Теперь без околичностей и совсем просто. Попытки понять исходя из различных теоретических оснований, под различным углом зрения дают стереоскопические видения предмета изучения5. Этот предмет, как бы искупавшись в различных водах, предстает и таким, и этаким.

Главное же: возможностный подход создает возможность выбора, обеспечивает свободу выбора идентичности. Пример: бесконечный и бесплодный (в определенном ракурсе) спор о том, есть ли Россия часть Европы (отсталая, особая) или самостоятельная цивилизация. Эта дискуссия измотала, обескровила русскую мысль (одновременно – это ее фирменный знак, ее блеск и завораживающие прозрения). Возможностная позиция переводит спор в иную плоскость. Можно выбирать: европейскую идентичность и русскую идентичность. Заметим: «и» (а не «или»). За нами и Россией свобода выбора. Чем она хочет быть или стать, чем является и чем нет. При этом, повторю, возможно «и». То есть – открываем карты – свобода выбора идентичностей и есть важнейшая из идентичностей, и есть онтология историософии, самопознания.
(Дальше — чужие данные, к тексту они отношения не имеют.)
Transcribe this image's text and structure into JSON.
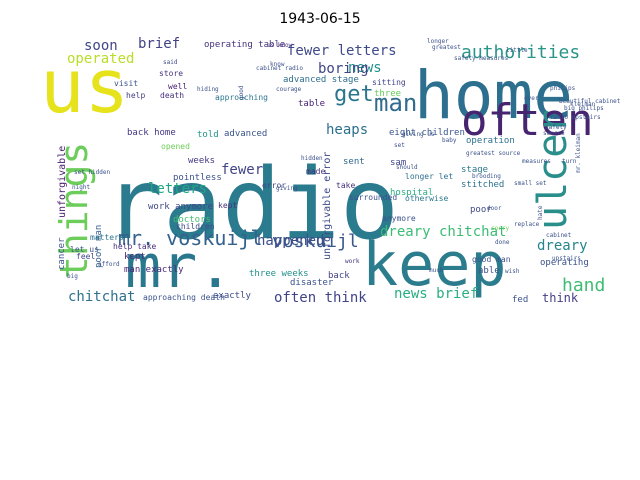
{
  "title": "1943-06-15",
  "cloud": {
    "type": "wordcloud",
    "words": [
      {
        "text": "radio",
        "color": "#2a7b8e"
      },
      {
        "text": "us",
        "color": "#e6e21c"
      },
      {
        "text": "home",
        "color": "#2c6f8e"
      },
      {
        "text": "keep",
        "color": "#2b7d8d"
      },
      {
        "text": "mr.",
        "color": "#2a788e"
      },
      {
        "text": "often",
        "color": "#46246f"
      },
      {
        "text": "things",
        "color": "#6ccd5a"
      },
      {
        "text": "ulcer",
        "color": "#2a8f8b"
      },
      {
        "text": "mr. voskuijl",
        "color": "#33628d"
      },
      {
        "text": "authorities",
        "color": "#2a9589"
      },
      {
        "text": "man",
        "color": "#2f6c8e"
      },
      {
        "text": "get",
        "color": "#2b748e"
      },
      {
        "text": "voskuijl",
        "color": "#38588c"
      },
      {
        "text": "dreary chitchat",
        "color": "#3bbc75"
      },
      {
        "text": "fewer letters",
        "color": "#3e4a89"
      },
      {
        "text": "soon",
        "color": "#3f4788"
      },
      {
        "text": "brief",
        "color": "#414287"
      },
      {
        "text": "operated",
        "color": "#b8de29"
      },
      {
        "text": "hand",
        "color": "#3fbc73"
      },
      {
        "text": "news",
        "color": "#21908d"
      },
      {
        "text": "boring",
        "color": "#404588"
      },
      {
        "text": "heaps",
        "color": "#2d708e"
      },
      {
        "text": "fewer",
        "color": "#414487"
      },
      {
        "text": "letters",
        "color": "#22a785"
      },
      {
        "text": "happened",
        "color": "#3c4f8a"
      },
      {
        "text": "dreary",
        "color": "#25848e"
      },
      {
        "text": "chitchat",
        "color": "#2d718e"
      },
      {
        "text": "often think",
        "color": "#404588"
      },
      {
        "text": "news brief",
        "color": "#28ae80"
      },
      {
        "text": "think",
        "color": "#433e85"
      },
      {
        "text": "unforgivable",
        "color": "#481b6d"
      },
      {
        "text": "unforgivable error",
        "color": "#3e4989"
      },
      {
        "text": "cancer",
        "color": "#3b528b"
      },
      {
        "text": "poor man",
        "color": "#355f8d"
      },
      {
        "text": "operating table",
        "color": "#46327e"
      },
      {
        "text": "advanced stage",
        "color": "#2e6e8e"
      },
      {
        "text": "table",
        "color": "#482576"
      },
      {
        "text": "three",
        "color": "#67cc5c"
      },
      {
        "text": "back home",
        "color": "#453781"
      },
      {
        "text": "told",
        "color": "#1f968b"
      },
      {
        "text": "advanced",
        "color": "#3a538b"
      },
      {
        "text": "sent",
        "color": "#31688e"
      },
      {
        "text": "sam",
        "color": "#404688"
      },
      {
        "text": "stage",
        "color": "#2a788e"
      },
      {
        "text": "hospital",
        "color": "#29af7f"
      },
      {
        "text": "stitched",
        "color": "#2c728e"
      },
      {
        "text": "poor",
        "color": "#3f4889"
      },
      {
        "text": "operation",
        "color": "#2c718e"
      },
      {
        "text": "eight children",
        "color": "#39568c"
      },
      {
        "text": "weeks",
        "color": "#443a83"
      },
      {
        "text": "pointless",
        "color": "#3b528b"
      },
      {
        "text": "work anymore",
        "color": "#3f4788"
      },
      {
        "text": "doctors",
        "color": "#44bf70"
      },
      {
        "text": "kept",
        "color": "#472c7a"
      },
      {
        "text": "man exactly",
        "color": "#482878"
      },
      {
        "text": "three weeks",
        "color": "#21918c"
      },
      {
        "text": "back",
        "color": "#414487"
      },
      {
        "text": "exactly",
        "color": "#3e4a89"
      },
      {
        "text": "disaster",
        "color": "#3b528b"
      },
      {
        "text": "operating",
        "color": "#3b528b"
      },
      {
        "text": "fed",
        "color": "#3b528b"
      },
      {
        "text": "able",
        "color": "#3b528b"
      },
      {
        "text": "store",
        "color": "#46337e"
      },
      {
        "text": "well",
        "color": "#481f70"
      },
      {
        "text": "death",
        "color": "#46307e"
      },
      {
        "text": "help",
        "color": "#433d84"
      },
      {
        "text": "visit",
        "color": "#3b518b"
      },
      {
        "text": "matters",
        "color": "#2a768e"
      },
      {
        "text": "feel",
        "color": "#3f4788"
      },
      {
        "text": "kept",
        "color": "#46327e"
      },
      {
        "text": "children",
        "color": "#3e4989"
      },
      {
        "text": "help take",
        "color": "#46307e"
      },
      {
        "text": "approaching death",
        "color": "#3b528b"
      },
      {
        "text": "let us",
        "color": "#3a548c"
      },
      {
        "text": "made",
        "color": "#46327e"
      },
      {
        "text": "error",
        "color": "#3e4989"
      },
      {
        "text": "surrounded",
        "color": "#3b528b"
      },
      {
        "text": "good man",
        "color": "#3b528b"
      },
      {
        "text": "longer let",
        "color": "#2d708e"
      },
      {
        "text": "otherwise",
        "color": "#2a788e"
      },
      {
        "text": "anymore",
        "color": "#3b528b"
      },
      {
        "text": "take",
        "color": "#46327e"
      },
      {
        "text": "sitting",
        "color": "#3f4788"
      },
      {
        "text": "approaching",
        "color": "#2a768e"
      },
      {
        "text": "opened",
        "color": "#6ece58"
      },
      {
        "text": "said",
        "color": "#3e4a89"
      },
      {
        "text": "us know",
        "color": "#46307e"
      },
      {
        "text": "know",
        "color": "#3b528b"
      },
      {
        "text": "work",
        "color": "#46327e"
      },
      {
        "text": "good",
        "color": "#3b528b"
      },
      {
        "text": "sorry",
        "color": "#6ece58"
      },
      {
        "text": "brooding",
        "color": "#3b528b"
      },
      {
        "text": "hate",
        "color": "#3b528b"
      },
      {
        "text": "greatest source",
        "color": "#3b528b"
      },
      {
        "text": "safety measures",
        "color": "#3b528b"
      },
      {
        "text": "beautiful cabinet",
        "color": "#3b528b"
      },
      {
        "text": "big philips",
        "color": "#3b528b"
      },
      {
        "text": "cabinet radio",
        "color": "#3b528b"
      },
      {
        "text": "philips",
        "color": "#3b528b"
      },
      {
        "text": "longer",
        "color": "#3b528b"
      },
      {
        "text": "greatest",
        "color": "#3b528b"
      },
      {
        "text": "source",
        "color": "#3b528b"
      },
      {
        "text": "safety",
        "color": "#3b528b"
      },
      {
        "text": "measures",
        "color": "#3b528b"
      },
      {
        "text": "small set",
        "color": "#3b528b"
      },
      {
        "text": "set",
        "color": "#3b528b"
      },
      {
        "text": "giving us",
        "color": "#3b528b"
      },
      {
        "text": "hidden",
        "color": "#3b528b"
      },
      {
        "text": "cabinet",
        "color": "#3b528b"
      },
      {
        "text": "mr. kleiman",
        "color": "#3b528b"
      },
      {
        "text": "kleiman",
        "color": "#3b528b"
      },
      {
        "text": "radio upstairs",
        "color": "#3b528b"
      },
      {
        "text": "upstairs",
        "color": "#3b528b"
      },
      {
        "text": "replace",
        "color": "#3b528b"
      },
      {
        "text": "turn",
        "color": "#3b528b"
      },
      {
        "text": "much",
        "color": "#3b528b"
      },
      {
        "text": "done",
        "color": "#3b528b"
      },
      {
        "text": "giving",
        "color": "#3b528b"
      },
      {
        "text": "afford",
        "color": "#3b528b"
      },
      {
        "text": "hiding",
        "color": "#3b528b"
      },
      {
        "text": "courage",
        "color": "#3b528b"
      },
      {
        "text": "night",
        "color": "#3b528b"
      },
      {
        "text": "baby",
        "color": "#3b528b"
      },
      {
        "text": "should",
        "color": "#3b528b"
      },
      {
        "text": "set hidden",
        "color": "#3b528b"
      },
      {
        "text": "big",
        "color": "#3b528b"
      },
      {
        "text": "ever",
        "color": "#3b528b"
      },
      {
        "text": "wish",
        "color": "#3b528b"
      },
      {
        "text": "little",
        "color": "#3b528b"
      },
      {
        "text": "door",
        "color": "#3b528b"
      }
    ]
  }
}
Еще раз: Россия («мы») может выбирать. В этом – главное. У меня есть статья – «Россия: между Европой и Евразией». Странное, казалось бы, название. Неужто автор полагает, что между Европой и Евразией имеется какое-то «место», «положение» – географическое (пространственное), смысловое, социоисторическое, культурное etc? Во-первых, да. Как раз сегодня, да. Как только Россия сократится до Урала (тенденция просматривается явственно), Сибирь и Дальний Восток престанут быть евразийскими. Они станут североазиатскими. Мы вновь сосредоточимся на Русской равнине. Мы окажемся между Европой (куда войдут и Украина, и Белоруссия) и бывшим Востоком Евразии, наступающей Северной Азией и наличной Средней Азией. И наш путь будет отличаться и от тех, и от других, и от третьих. Во-вторых, у России всегда есть выбор ориентации: на Европу или на евразийский путь. В-третьих, России вообще как будто нет. Она и не Европа, и не Евразия, а поскольку те «стоят», плотно прижавшись друг к другу, то ей и места нет. В-четвертых… в-пятых…

Понятно, что все это игры ума. Но «поиграв» так, мы неожиданно видим, открываем для себя новые возможности не только для нового знания о России (а это есть задача науки), но для ее самоопределения, самоидентификации.

вернуться

5

Крайне важна тема: «предмет изучения». Что анализируем. Но об этом в следующий раз.